An update on capital allowances for HMOs and flats
Rebecca Wilkinson – Property & Construction Specialist
Expenditure on altering or improving dwelling houses has never qualified for capital allowances, however landlords of furnished buy-to-let properties were previously able to compensate for this to some extent by claiming the wear and tear allowance.
The abolition of this allowance in April 2016 has been a blow to residential property investors, because whilst they are now able to claim a tax deduction for the cost of replacing furnishings on a like for like basis, this relief is much less generous than the wear and tear allowance which was equal to 10% of rental income, regardless of whether any expenditure was actually incurred.
For owners of single occupancy homes there is no choice but to put up rent or to absorb the additional tax cost. However, landlords who have joined the recent trend of converting single occupancy homes or other buildings into Houses of Multiple Occupancy (HMOs) or flats should seek advice, because they may actually be able to claim capital allowances.
Why might HMOs and flats qualify?
The reason that HMOs and flats might qualify for capital allowances whereas single occupancy homes do not lies in HMRC’s interpretation of what constitutes a dwelling house. Whilst individual rooms or flats are treated as separate dwelling houses, HMRC accepts that common parts are not.
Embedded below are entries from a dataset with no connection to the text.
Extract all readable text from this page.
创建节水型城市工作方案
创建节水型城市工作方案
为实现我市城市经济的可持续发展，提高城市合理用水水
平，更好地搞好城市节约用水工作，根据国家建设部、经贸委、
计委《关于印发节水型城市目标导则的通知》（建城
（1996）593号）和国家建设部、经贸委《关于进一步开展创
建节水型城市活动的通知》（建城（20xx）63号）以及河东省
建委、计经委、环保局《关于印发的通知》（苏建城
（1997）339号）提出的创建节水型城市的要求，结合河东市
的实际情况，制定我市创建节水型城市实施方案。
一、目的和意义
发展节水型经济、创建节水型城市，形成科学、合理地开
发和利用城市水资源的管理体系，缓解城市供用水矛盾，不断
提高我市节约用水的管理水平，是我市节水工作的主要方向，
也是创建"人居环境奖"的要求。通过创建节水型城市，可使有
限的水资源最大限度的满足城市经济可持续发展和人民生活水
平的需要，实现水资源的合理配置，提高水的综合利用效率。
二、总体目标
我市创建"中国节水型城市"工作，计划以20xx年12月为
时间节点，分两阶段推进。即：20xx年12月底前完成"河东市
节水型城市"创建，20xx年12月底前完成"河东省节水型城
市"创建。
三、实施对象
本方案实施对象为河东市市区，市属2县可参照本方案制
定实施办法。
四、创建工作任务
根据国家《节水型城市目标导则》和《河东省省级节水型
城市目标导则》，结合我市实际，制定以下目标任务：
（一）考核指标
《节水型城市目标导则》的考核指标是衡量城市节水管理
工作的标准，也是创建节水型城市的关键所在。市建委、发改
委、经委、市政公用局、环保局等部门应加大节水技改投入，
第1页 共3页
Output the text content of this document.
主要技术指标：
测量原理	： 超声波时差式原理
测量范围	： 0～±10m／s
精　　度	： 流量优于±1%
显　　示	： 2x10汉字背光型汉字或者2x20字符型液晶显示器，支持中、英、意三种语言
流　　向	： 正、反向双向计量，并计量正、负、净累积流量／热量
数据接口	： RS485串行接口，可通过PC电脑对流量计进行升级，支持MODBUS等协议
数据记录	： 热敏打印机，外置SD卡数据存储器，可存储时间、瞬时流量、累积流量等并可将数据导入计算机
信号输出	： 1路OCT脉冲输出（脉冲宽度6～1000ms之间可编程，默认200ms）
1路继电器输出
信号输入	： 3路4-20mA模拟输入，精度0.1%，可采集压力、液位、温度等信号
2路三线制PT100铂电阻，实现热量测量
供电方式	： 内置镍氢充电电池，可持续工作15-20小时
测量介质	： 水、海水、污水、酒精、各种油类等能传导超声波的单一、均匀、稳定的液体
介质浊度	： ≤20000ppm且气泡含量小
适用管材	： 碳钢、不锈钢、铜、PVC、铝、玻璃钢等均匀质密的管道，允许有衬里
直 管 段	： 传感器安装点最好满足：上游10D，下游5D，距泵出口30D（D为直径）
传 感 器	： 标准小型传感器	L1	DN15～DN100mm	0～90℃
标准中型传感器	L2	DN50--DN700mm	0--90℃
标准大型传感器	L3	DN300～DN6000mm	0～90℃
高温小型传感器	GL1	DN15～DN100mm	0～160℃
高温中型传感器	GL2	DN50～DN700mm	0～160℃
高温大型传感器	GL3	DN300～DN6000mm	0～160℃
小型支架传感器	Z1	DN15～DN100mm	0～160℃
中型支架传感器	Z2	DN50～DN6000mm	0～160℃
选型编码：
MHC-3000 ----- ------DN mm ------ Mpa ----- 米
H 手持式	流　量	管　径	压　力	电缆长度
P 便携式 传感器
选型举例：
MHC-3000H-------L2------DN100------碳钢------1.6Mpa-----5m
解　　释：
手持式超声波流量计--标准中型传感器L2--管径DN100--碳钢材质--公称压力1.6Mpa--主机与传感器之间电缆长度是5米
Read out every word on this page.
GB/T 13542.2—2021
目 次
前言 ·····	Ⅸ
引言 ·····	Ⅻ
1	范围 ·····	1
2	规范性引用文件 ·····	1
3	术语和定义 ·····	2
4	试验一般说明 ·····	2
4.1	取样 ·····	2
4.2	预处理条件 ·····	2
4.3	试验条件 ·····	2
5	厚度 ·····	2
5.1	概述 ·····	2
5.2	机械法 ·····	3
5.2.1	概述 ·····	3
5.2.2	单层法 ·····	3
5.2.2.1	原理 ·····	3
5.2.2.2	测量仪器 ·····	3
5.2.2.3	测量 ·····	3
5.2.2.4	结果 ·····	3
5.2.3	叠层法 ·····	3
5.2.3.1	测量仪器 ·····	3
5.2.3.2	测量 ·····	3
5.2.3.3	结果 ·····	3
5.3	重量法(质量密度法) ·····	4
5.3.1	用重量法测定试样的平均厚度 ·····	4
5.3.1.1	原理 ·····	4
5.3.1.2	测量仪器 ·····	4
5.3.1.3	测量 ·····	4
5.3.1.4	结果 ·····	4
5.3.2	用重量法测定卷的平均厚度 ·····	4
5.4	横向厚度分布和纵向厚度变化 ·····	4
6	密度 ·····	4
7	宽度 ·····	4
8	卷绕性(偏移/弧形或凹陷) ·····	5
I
As capital allowances are only prohibited on dwelling houses, this means that claims can potentially be made on plant and machinery included in the common areas.
Due to this interpretation, savvy landlords were quick to identify the opportunity to claim allowances on kitchens and bathrooms where these were made into shared rooms within a house. Unfortunately, this opportunity has now been closed as HMRC has clarified its view that where individual rooms do not provide residents with the facilities required for every day private domestic existence, then the shared facilities including kitchens, bathrooms and living rooms will still fall within the definition of a dwelling house.
Whilst HMRC’s interpretation now precludes a lot of expenditure from qualifying for capital allowances, there is still scope to claim for items such as plumbing systems, electrical systems, lighting and lifts in common areas such corridors, hallways and basements etc. For small scale HMO conversions, the cost of having this expenditure reviewed by a capital allowances specialist may outweigh any tax benefit, but for larger scale conversions it could still result in significant tax savings and is worth discussing with a professional advisor.
HMRC’s Verdict Clarifying Capital Allowances
Owners of HMOs and flats may be interested to hear the conclusions of a recent court case [Tevfik v HMRC] which clarifies when capital allowances will be available to HMO owners and when they will not. The court case confirmed that capital allowances are not available on plant and fixtures within communal areas such as kitchens, bathrooms and living rooms that provide shared facilities, as these fall within the definition of a dwelling house. However, it also confirmed that in the right circumstances, allowances should be available on fixtures within common areas such as hallways, lifts and corridors etc.